Tuesday, May 28, 2013

No Taxes, Larger Dividend

Every year I find a little something extra in my bank account. It's the dividend from Abbott Labs. And I pay tax on it.

Apparently there's some dissatisfaction among members of the United States Congress over that dividend, because it represents money that they did not get. Abbott's division in Ireland, you see, does not pay corporate tax anywhere, but those profits end up in the pockets of the shareholders so how can I be upset?

The corporation is based in Illinois, although it has branches all over the world. (I am particularly envious of those employed in Italy, where the food is better than anything you'll find in Dublin.)

For tax purposes, however, Abbott Laboratories does not reside anyplace. Therefore, no government can claim its revenues under tax laws. And for that, politicians in the States are angry at politicians in Ireland for allowing that to happen.

To make matters worse, Ireland doesn't much care about the hurt feelings and grumblings. It is such corporate tax strategies that provide the island with much needed jobs and tax revenues from the salaries of those employed.

It's a question of who pays for things, and in Ireland, it is the citizen doing the heavy lifting while corporations get a pass.

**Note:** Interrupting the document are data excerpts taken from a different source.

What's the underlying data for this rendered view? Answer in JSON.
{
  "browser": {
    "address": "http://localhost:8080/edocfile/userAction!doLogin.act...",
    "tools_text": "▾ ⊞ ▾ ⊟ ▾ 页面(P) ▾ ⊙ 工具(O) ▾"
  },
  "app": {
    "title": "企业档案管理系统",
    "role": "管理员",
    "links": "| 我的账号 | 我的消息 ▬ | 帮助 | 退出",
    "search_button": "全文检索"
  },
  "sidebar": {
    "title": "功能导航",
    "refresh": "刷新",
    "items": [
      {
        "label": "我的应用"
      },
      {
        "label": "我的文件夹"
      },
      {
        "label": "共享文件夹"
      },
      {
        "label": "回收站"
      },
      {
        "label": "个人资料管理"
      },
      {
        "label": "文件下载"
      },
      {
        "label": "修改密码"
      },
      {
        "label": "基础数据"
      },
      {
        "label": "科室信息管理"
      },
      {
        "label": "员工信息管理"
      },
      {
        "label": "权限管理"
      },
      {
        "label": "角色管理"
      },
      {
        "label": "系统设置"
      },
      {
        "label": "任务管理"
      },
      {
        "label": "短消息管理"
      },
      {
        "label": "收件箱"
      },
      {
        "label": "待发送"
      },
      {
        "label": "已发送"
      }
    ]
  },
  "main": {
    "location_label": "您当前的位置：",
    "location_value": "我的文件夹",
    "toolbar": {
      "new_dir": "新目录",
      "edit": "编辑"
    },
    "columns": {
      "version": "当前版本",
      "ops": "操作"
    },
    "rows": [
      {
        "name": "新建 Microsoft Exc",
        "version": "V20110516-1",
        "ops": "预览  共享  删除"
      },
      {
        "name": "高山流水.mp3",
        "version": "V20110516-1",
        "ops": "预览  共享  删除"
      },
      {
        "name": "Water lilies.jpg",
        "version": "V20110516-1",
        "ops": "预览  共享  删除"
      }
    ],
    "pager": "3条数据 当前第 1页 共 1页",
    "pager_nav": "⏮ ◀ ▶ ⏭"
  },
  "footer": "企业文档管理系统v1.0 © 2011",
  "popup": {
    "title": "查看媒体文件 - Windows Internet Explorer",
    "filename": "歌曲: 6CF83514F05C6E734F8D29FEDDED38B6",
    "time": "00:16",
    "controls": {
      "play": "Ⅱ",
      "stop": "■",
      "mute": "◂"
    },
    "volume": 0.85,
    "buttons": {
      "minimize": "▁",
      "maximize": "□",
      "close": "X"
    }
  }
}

As long as they come, build offices, and hire people, they are providing something of value.

Foreign investment paid for Ireland's boom years and lifted the nation out of its isolation. Until then, the nuns were still operating Magdalene laundries where girls were locked up for the crime of being pregnant outside of marriage. The last one closed in 1996. Yes, 1996.

The Irish might get stirred up to learn that multinationals like Abbott managed to escape paying corporate taxes in Ireland, but they are clever enough to realize that Abbott might not be there if not for the low tax rate and the laws that allow them to not be a resident of anyplace. Those who remember what Ireland was like in the 1970s and 1980s, when the leading export was young people, aren't going to demand massive changes to the corporate tax structure.

They might be quietly hoping that the U.S. Congress doesn't figure out that lowering their own corporate tax rates might make the homeland a more desirable place to put up an office building and hire local people. Heaven forbid that it happens. All those Irish jobs just might evaporate.